The difficulty this time is that Cowen has ruled out a second vote and for the EU to push Dublin into another round of voting, after the French and Dutch were not asked to rethink in 2005, would look like an attempt to bully a small country.
That leaves two other possibilities: limping on permanently with the Nice Treaty, designed for a much smaller EU, or going back to the drawing board and starting again. And that last option is one which fills all concerned with dismay.
Not only is the process of constitution-mongering a fractious, divisive and frankly boring exercise, it is one which alienates European citizens from the EU and all its works. They want their politicians to be tackling problems like immigration, energy security and employment, not tinkering endlessly with their institutions.

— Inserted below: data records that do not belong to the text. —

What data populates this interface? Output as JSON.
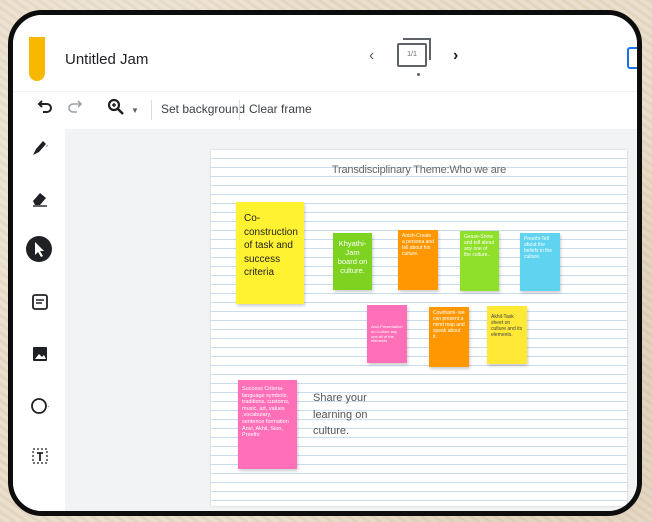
{
  "app": {
    "title": "Untitled Jam"
  },
  "nav": {
    "prev": "‹",
    "next": "›",
    "frame_counter": "1/1"
  },
  "toolbar": {
    "undo_icon": "undo-icon",
    "redo_icon": "redo-icon",
    "zoom_icon": "zoom-icon",
    "set_background": "Set background",
    "clear_frame": "Clear frame"
  },
  "sidebar": {
    "tools": [
      "pen-icon",
      "eraser-icon",
      "select-arrow-icon",
      "sticky-note-icon",
      "image-icon",
      "circle-shape-icon",
      "text-box-icon"
    ]
  },
  "board": {
    "title": "Transdisciplinary Theme:Who we are",
    "notes": [
      {
        "id": "coconstruction",
        "color": "#fff230",
        "text": "Co-construction of task and success criteria"
      },
      {
        "id": "khyathi",
        "color": "#7ed321",
        "text": "Khyathi-Jam board on culture."
      },
      {
        "id": "anish",
        "color": "#ff9800",
        "text": "Anish-Create a persona and tell about his culture."
      },
      {
        "id": "gease",
        "color": "#8ee02a",
        "text": "Gease-Show and tell about any one of the culture.."
      },
      {
        "id": "preethi",
        "color": "#5fd3f0",
        "text": "Preethi-Tell about the beliefs in the culture."
      },
      {
        "id": "anvi",
        "color": "#ff70b8",
        "text": "Anvi-Presentation on Culture any one all of the elements"
      },
      {
        "id": "cowthami",
        "color": "#ff9800",
        "text": "Cowthami- we can present a mind map and speak about it."
      },
      {
        "id": "akhil",
        "color": "#ffe836",
        "text": "Akhil-Task sheet on culture and its elements."
      },
      {
        "id": "success",
        "color": "#ff70b8",
        "text": "Success Criteria- language symbols, traditions, customs, music, art, values ,vocabulary, sentence formation Anvi, Akhil, Sion, Preethi"
      }
    ],
    "share_text": "Share your learning on culture."
  },
  "colors": {
    "frame": "#0d0d0d",
    "logo": "#f9b800",
    "accent": "#1a73e8"
  }
}
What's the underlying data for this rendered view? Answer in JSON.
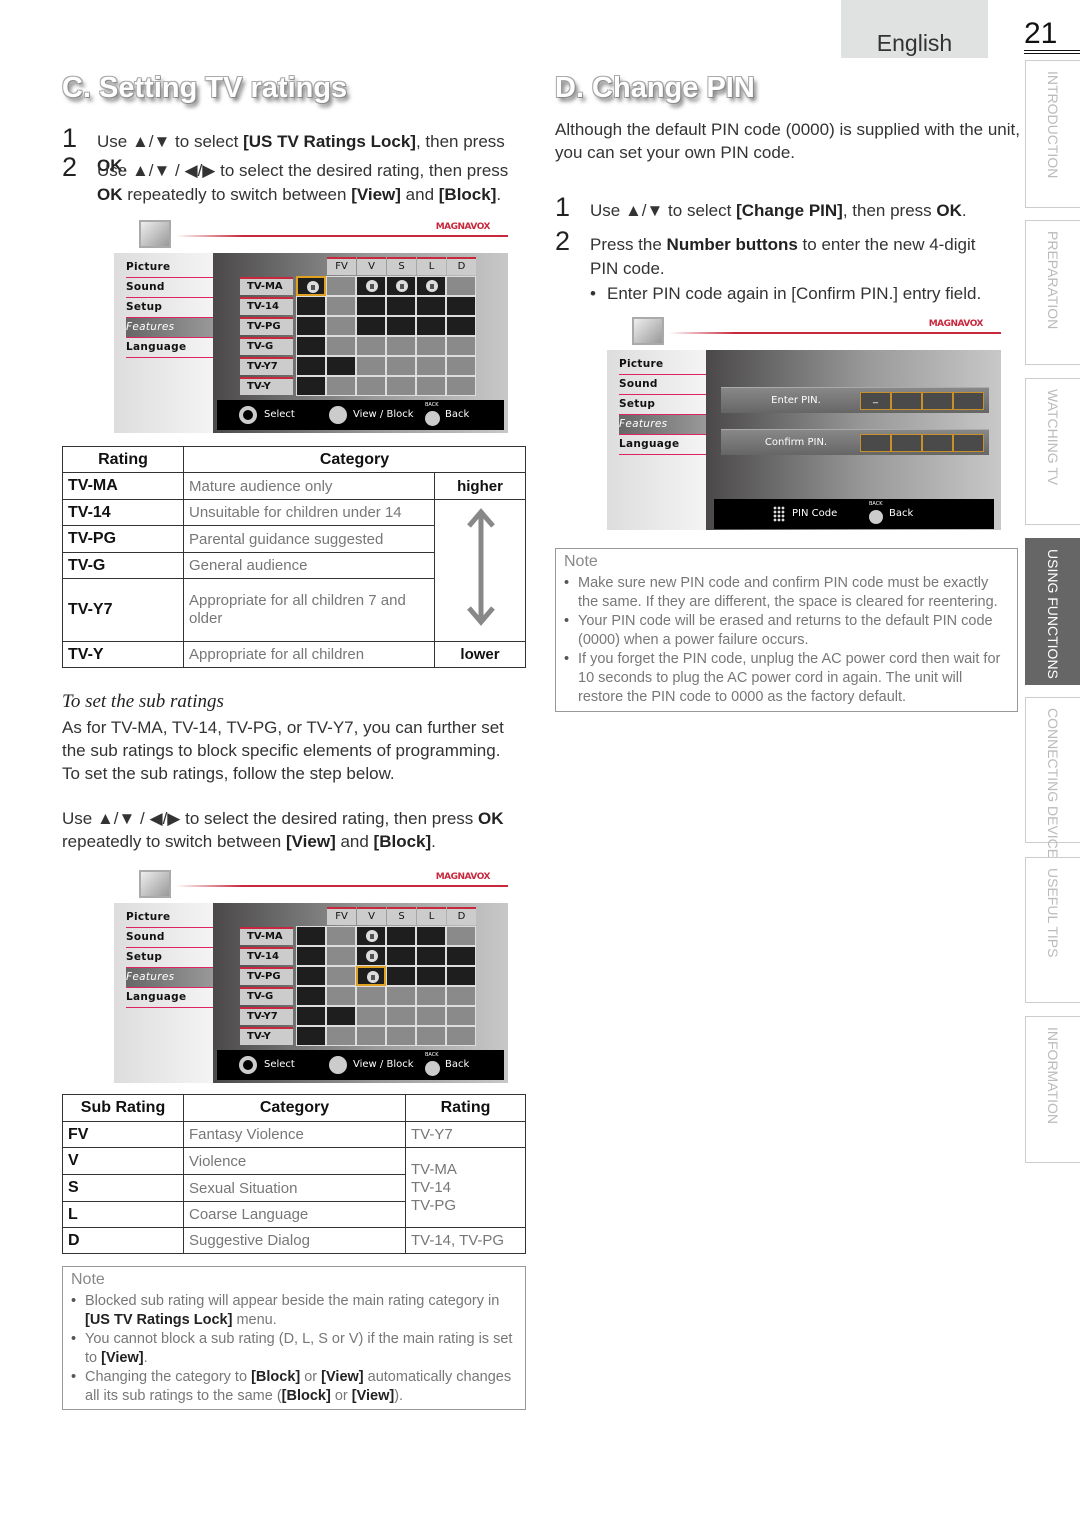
{
  "header": {
    "language": "English",
    "page_number": "21"
  },
  "side_tabs": [
    {
      "label": "INTRODUCTION",
      "active": false
    },
    {
      "label": "PREPARATION",
      "active": false
    },
    {
      "label": "WATCHING TV",
      "active": false
    },
    {
      "label": "USING FUNCTIONS",
      "active": true
    },
    {
      "label": "CONNECTING DEVICES",
      "active": false
    },
    {
      "label": "USEFUL TIPS",
      "active": false
    },
    {
      "label": "INFORMATION",
      "active": false
    }
  ],
  "section_c": {
    "title": "C. Setting TV ratings",
    "steps": [
      {
        "num": "1",
        "text": "Use ▲/▼ to select [US TV Ratings Lock], then press OK."
      },
      {
        "num": "2",
        "text": "Use ▲/▼ / ◀/▶ to select the desired rating, then press OK repeatedly to switch between [View] and [Block]."
      }
    ],
    "rating_table": {
      "headers": [
        "Rating",
        "Category"
      ],
      "rows": [
        {
          "rating": "TV-MA",
          "category": "Mature audience only"
        },
        {
          "rating": "TV-14",
          "category": "Unsuitable for children under 14"
        },
        {
          "rating": "TV-PG",
          "category": "Parental guidance suggested"
        },
        {
          "rating": "TV-G",
          "category": "General audience"
        },
        {
          "rating": "TV-Y7",
          "category": "Appropriate for all children 7 and older"
        },
        {
          "rating": "TV-Y",
          "category": "Appropriate for all children"
        }
      ],
      "higher": "higher",
      "lower": "lower"
    },
    "sub_title": "To set the sub ratings",
    "sub_paragraph": "As for TV-MA, TV-14, TV-PG, or TV-Y7, you can further set the sub ratings to block specific elements of programming. To set the sub ratings, follow the step below.",
    "sub_step": "Use ▲/▼ / ◀/▶ to select the desired rating, then press OK repeatedly to switch between [View] and [Block].",
    "sub_table": {
      "headers": [
        "Sub Rating",
        "Category",
        "Rating"
      ],
      "rows": [
        {
          "sub": "FV",
          "category": "Fantasy Violence"
        },
        {
          "sub": "V",
          "category": "Violence"
        },
        {
          "sub": "S",
          "category": "Sexual Situation"
        },
        {
          "sub": "L",
          "category": "Coarse Language"
        },
        {
          "sub": "D",
          "category": "Suggestive Dialog"
        }
      ],
      "rating_fv": "TV-Y7",
      "rating_vsl": [
        "TV-MA",
        "TV-14",
        "TV-PG"
      ],
      "rating_d": "TV-14, TV-PG"
    },
    "note": {
      "title": "Note",
      "items": [
        "Blocked sub rating will appear beside the main rating category in [US TV Ratings Lock] menu.",
        "You cannot block a sub rating (D, L, S or V) if the main rating is set to [View].",
        "Changing the category to [Block] or [View] automatically changes all its sub ratings to the same ([Block] or [View])."
      ]
    }
  },
  "section_d": {
    "title": "D. Change PIN",
    "intro": "Although the default PIN code (0000) is supplied with the unit, you can set your own PIN code.",
    "steps": [
      {
        "num": "1",
        "text": "Use ▲/▼ to select [Change PIN], then press OK."
      },
      {
        "num": "2",
        "text": "Press the Number buttons to enter the new 4-digit PIN code."
      }
    ],
    "sub_bullet": "Enter PIN code again in [Confirm PIN.] entry field.",
    "note": {
      "title": "Note",
      "items": [
        "Make sure new PIN code and confirm PIN code must be exactly the same. If they are different, the space is cleared for reentering.",
        "Your PIN code will be erased and returns to the default PIN code (0000) when a power failure occurs.",
        "If you forget the PIN code, unplug the AC power cord then wait for 10 seconds to plug the AC power cord in again. The unit will restore the PIN code to 0000 as the factory default."
      ]
    }
  },
  "tv_common": {
    "logo": "MAGNAVOX",
    "menu": [
      "Picture",
      "Sound",
      "Setup",
      "Features",
      "Language"
    ],
    "selected_menu": "Features",
    "sub_columns": [
      "FV",
      "V",
      "S",
      "L",
      "D"
    ],
    "ratings": [
      "TV-MA",
      "TV-14",
      "TV-PG",
      "TV-G",
      "TV-Y7",
      "TV-Y"
    ],
    "select_label": "Select",
    "viewblock_label": "View / Block",
    "back_label": "Back",
    "back_small": "BACK",
    "ok_small": "OK"
  },
  "tv_screen_1": {
    "grid": [
      [
        "L*",
        "g",
        "L",
        "L",
        "L",
        "g"
      ],
      [
        "d",
        "g",
        "d",
        "d",
        "d",
        "d"
      ],
      [
        "d",
        "g",
        "d",
        "d",
        "d",
        "d"
      ],
      [
        "d",
        "g",
        "g",
        "g",
        "g",
        "g"
      ],
      [
        "d",
        "d",
        "g",
        "g",
        "g",
        "g"
      ],
      [
        "d",
        "g",
        "g",
        "g",
        "g",
        "g"
      ]
    ]
  },
  "tv_screen_2": {
    "grid": [
      [
        "d",
        "g",
        "L",
        "d",
        "d",
        "g"
      ],
      [
        "d",
        "g",
        "L",
        "d",
        "d",
        "d"
      ],
      [
        "d",
        "g",
        "L*",
        "d",
        "d",
        "d"
      ],
      [
        "d",
        "g",
        "g",
        "g",
        "g",
        "g"
      ],
      [
        "d",
        "d",
        "g",
        "g",
        "g",
        "g"
      ],
      [
        "d",
        "g",
        "g",
        "g",
        "g",
        "g"
      ]
    ]
  },
  "tv_screen_pin": {
    "enter_label": "Enter PIN.",
    "enter_value": "_",
    "confirm_label": "Confirm PIN.",
    "pin_code_label": "PIN Code",
    "back_label": "Back"
  }
}
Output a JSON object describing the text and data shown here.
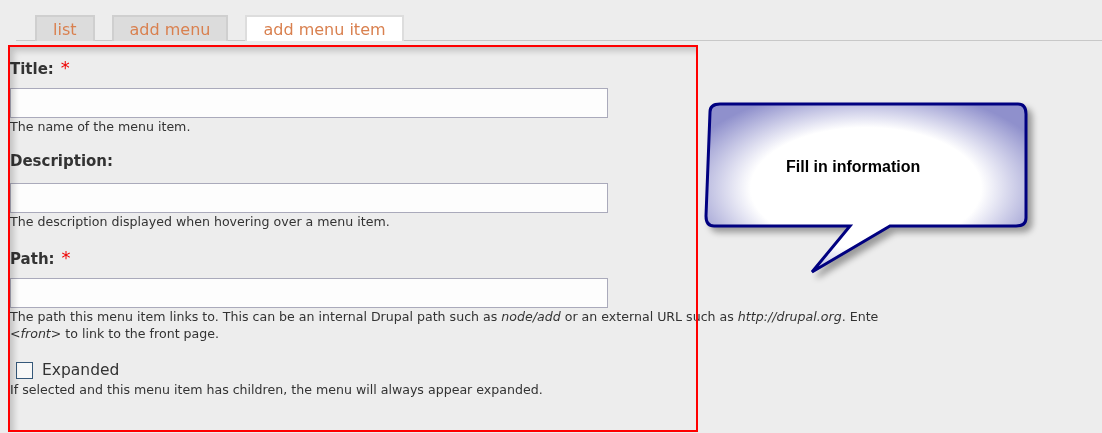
{
  "tabs": [
    {
      "label": "list",
      "selected": false
    },
    {
      "label": "add menu",
      "selected": false
    },
    {
      "label": "add menu item",
      "selected": true
    }
  ],
  "fields": [
    {
      "kind": "text",
      "label": "Title:",
      "required_mark": "*",
      "description": "The name of the menu item."
    },
    {
      "kind": "text",
      "label": "Description:",
      "description": "The description displayed when hovering over a menu item."
    },
    {
      "kind": "text",
      "label": "Path:",
      "required_mark": "*",
      "description": "The path this menu item links to. This can be an internal Drupal path such as *node/add* or an external URL such as *http://drupal.org*. Ente",
      "description_more": "<*front*> to link to the front page."
    },
    {
      "kind": "checkbox",
      "label": "Expanded",
      "checked": false,
      "description": "If selected and this menu item has children, the menu will always appear expanded."
    }
  ],
  "callout": {
    "text": "Fill in information"
  }
}
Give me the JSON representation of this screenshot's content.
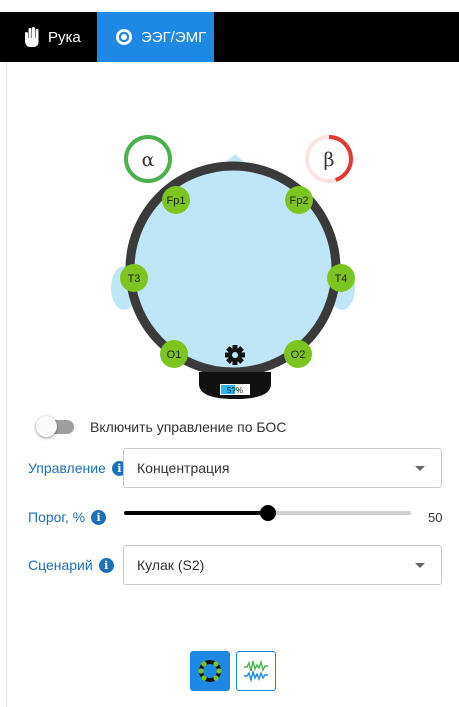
{
  "tabs": [
    {
      "label": "Рука",
      "icon": "hand-icon",
      "active": false
    },
    {
      "label": "ЭЭГ/ЭМГ",
      "icon": "target-icon",
      "active": true
    }
  ],
  "indicators": {
    "alpha": {
      "symbol": "α",
      "color": "#4caf50",
      "level": 1.0
    },
    "beta": {
      "symbol": "β",
      "color": "#e53935",
      "level": 0.45
    }
  },
  "electrodes": [
    "Fp1",
    "Fp2",
    "T3",
    "T4",
    "O1",
    "O2"
  ],
  "electrode_color": "#7cc520",
  "battery_text": "5?%",
  "toggle": {
    "label": "Включить управление по БОС",
    "on": false
  },
  "control": {
    "label": "Управление",
    "value": "Концентрация"
  },
  "threshold": {
    "label": "Порог, %",
    "value": "50",
    "fraction": 0.5
  },
  "scenario": {
    "label": "Сценарий",
    "value": "Кулак (S2)"
  },
  "bottom_buttons": [
    {
      "icon": "electrodes-icon",
      "active": true
    },
    {
      "icon": "signal-icon",
      "active": false
    }
  ],
  "colors": {
    "accent": "#1e88e5",
    "label": "#1e6fb8",
    "head": "#bfe6f7",
    "band": "#3a3a3a"
  }
}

Some of the roughest words in advance of the Irish vote came from the French Foreign Minister Bernard Kouchner when he said: "It would be very, very troubling that we would not be able to count on the Irish, who counted a lot on Europe's money. The Irish would truly penalize themselves."
Such an implied threat almost certainly proved counter-productive. But it also reflected the frustration that Kouchner and his President Nicholas Sarkozy will feel now.
On July 1 France takes over the six month revolving presidency of the EU. Sarkozy, true to form, is buzzing with big plans to make Europe politically vital again, promising a big initiative on immigration, a revitalized European defense dimension and a bid to harmonize business taxes (in itself one of the factors in the Irish vote since Ireland has benefited hugely from undercutting others with its low business taxes).
Now Sarkozy , one of the main drivers behind the Lisbon Treaty will have to take time out going back to the same old constitutional questions. Not his idea of fun. Or anybody's.